Tuesday, November 2, 2010

Bringing the Spirit Home...Part 2

There is a lot that gets talked about surrounded fat people and flying, some by those who are fat and some about those that are fat. Either way it is never a pleasant conversation.

For an obese person travel and flying is one of the most negative experiences you can have. At a time when the airline industry is working to cram smaller and smaller seats on tinyer planes packed with more and more people even being "normal" sized is hard. I have watched many fit healthy sized people have to wedge themselves into rows where there is no shoulder room or arm room. But it is multiplied a million times when you are overweight or obese. I personally had only survived it through upgrades that I get as a high tier frequent flier.

If I am completely honest, my weight and flying probably had a lot more to do with my decision to move to a city with a hub airport three years ago than I realized. It meant flying on larger planes, for shorter amounts on time. It meant less awkward moments having to ask for a seatbelt extender or having to apologize to the person sitting next to me for encroaching on their space.

And YES to the rest of the flying public, overweight people do know they don't fit well on the plane and whether you realize it or not, we feel guilty about it. There is nothing worse than sitting waiting to see if the person who will be sitting next to you is going to see you, sigh and make a face because they got stuck next to the "fattie". I have even had seat mates go to the flight attendant and pitch a fit for having to sit next to me. We hate it as much as you do!!! But we get the added benefit of the embarrassment of knowing how we are making you feel and how we are being judged. One of the greatest changes in my weight loss has been no longer having to face that look when someone sits down next to me. The first time my seat mate actually flirted with me instead of scowling at me I nearly kissed him (yeah that wouldn't have been good *grin*).

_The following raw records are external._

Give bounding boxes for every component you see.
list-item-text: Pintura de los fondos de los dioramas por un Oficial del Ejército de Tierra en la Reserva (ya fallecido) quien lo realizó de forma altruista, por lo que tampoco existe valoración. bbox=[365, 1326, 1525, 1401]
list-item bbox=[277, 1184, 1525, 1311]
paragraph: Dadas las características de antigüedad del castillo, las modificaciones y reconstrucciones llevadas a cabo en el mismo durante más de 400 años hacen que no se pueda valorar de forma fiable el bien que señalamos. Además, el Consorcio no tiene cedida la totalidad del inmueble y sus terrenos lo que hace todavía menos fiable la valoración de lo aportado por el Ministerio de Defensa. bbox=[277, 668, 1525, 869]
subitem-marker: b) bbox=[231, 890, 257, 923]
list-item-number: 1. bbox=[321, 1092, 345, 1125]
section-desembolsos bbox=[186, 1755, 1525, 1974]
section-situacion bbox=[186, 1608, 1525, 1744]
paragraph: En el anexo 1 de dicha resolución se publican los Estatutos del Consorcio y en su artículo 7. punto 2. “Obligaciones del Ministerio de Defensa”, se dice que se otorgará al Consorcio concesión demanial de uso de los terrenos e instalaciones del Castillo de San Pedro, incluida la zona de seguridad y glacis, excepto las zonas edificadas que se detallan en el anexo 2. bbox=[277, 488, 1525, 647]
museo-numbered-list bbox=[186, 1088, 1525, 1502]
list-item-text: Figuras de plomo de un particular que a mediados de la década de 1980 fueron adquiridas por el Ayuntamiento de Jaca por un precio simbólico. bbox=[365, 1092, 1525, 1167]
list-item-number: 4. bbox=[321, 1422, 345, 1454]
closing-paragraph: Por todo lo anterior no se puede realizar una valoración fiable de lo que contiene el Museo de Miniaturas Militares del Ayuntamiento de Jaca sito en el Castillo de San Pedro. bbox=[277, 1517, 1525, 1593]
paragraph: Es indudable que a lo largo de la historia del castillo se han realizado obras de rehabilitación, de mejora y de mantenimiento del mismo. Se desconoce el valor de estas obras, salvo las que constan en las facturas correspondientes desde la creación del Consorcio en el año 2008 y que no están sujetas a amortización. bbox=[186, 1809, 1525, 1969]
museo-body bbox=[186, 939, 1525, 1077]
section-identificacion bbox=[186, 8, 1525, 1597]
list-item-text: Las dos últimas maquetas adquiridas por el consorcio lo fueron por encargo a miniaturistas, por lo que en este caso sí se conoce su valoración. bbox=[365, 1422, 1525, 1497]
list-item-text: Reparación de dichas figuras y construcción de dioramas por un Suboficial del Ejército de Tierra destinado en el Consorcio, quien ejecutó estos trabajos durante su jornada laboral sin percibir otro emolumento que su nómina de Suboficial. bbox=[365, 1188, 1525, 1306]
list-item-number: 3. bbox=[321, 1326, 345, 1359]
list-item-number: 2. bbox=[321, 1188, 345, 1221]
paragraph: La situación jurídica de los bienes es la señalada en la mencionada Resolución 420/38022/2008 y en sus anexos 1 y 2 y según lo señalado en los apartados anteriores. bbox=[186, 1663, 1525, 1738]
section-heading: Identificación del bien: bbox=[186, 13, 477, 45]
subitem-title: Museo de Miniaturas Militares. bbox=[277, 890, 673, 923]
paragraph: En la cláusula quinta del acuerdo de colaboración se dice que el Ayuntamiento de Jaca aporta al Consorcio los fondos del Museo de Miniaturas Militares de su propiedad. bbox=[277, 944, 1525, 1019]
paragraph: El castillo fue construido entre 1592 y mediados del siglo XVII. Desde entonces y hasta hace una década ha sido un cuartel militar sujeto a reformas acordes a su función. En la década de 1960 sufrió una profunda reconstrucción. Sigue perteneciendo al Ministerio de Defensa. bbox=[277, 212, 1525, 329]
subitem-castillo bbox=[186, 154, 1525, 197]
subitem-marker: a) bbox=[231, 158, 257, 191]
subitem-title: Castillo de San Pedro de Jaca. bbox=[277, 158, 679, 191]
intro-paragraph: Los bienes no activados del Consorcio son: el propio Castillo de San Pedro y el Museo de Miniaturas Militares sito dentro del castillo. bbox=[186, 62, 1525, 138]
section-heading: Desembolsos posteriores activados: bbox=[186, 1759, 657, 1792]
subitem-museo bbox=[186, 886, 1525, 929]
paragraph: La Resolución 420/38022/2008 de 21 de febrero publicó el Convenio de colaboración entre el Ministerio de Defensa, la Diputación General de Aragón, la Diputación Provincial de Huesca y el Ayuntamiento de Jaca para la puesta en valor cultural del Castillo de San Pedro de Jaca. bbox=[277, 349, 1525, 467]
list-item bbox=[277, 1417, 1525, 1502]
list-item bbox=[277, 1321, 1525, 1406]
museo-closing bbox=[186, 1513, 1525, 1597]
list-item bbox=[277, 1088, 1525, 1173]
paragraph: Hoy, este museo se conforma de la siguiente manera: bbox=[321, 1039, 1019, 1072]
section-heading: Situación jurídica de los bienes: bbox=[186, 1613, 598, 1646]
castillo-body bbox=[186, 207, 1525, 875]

But there is another part of flying as an overweight (and in my case also somewhat disabled) person that we don't admit to, and that is the fear. While I never said this to anymore, every time I got on a plane at 338 lbs I worried for my life. Because while I can recite the "Deltalina Safety Speech" with the best of them, I wasn't sure if there was an emergency I would live through it. I honestly feared if I could fit out the emergency door or not, particularly on a small regional jet. And even if I was on a larger plane I wasn't sure I would physically be able to handle going down the slide. I truly believed if I was ever in a flight emergency it would probably cost me my life even if others survived. I knew this was one of the ways that being obese was life threatening for me.

A year ago I was given the chance to find out how I would do, in a controlled environment. Delta Airlines offers a class called "Road Warrior Training". Think of it as flight attendant school light. Flight attendants go through 7 weeks of training at the Delta training center, Road Warriors go through two. The training is about medical emergencies, in flight self defense, fire on a plane (including exiting a smoke filled cabin), slide escapes and the pinnacle...a water ditching and use of the life vests and emergency rafts.

A year ago I passed on the class. I knew I couldn't do it, I knew I would look like a fool and I knew I would hold up the rest of the group if I even tried. Despite fearing for my life, I couldn't face it all. But this year, as part of "airline camp" I had the chance again and this time I went for it whole heartedly.

I have to admit going into it I wasn't sure how it was going to go. I still feared how my body and leg would cooperate, but I needed to know. I needed to know what would become of me if I was in a flight emergency.

In just those few hours at Delta I conquered 10 years of flying fear. If I hadn't admitted to those with me and those training me that I had had the challenges I did a year ago they never would have known. I slid down the slide, I went out the emergency doors, I jumped in the pool and best of all I was able to get in the raft (oh yeah and did that with cute toes showing *smile*).

At the end of the class they gave us a certificate and told us it was now our responsiblity to let the flight crews we fly with know we are an ABP if we are needed.

No greater words could have ever been said to me than ABP...ABLE BODY PERSON!!!!!!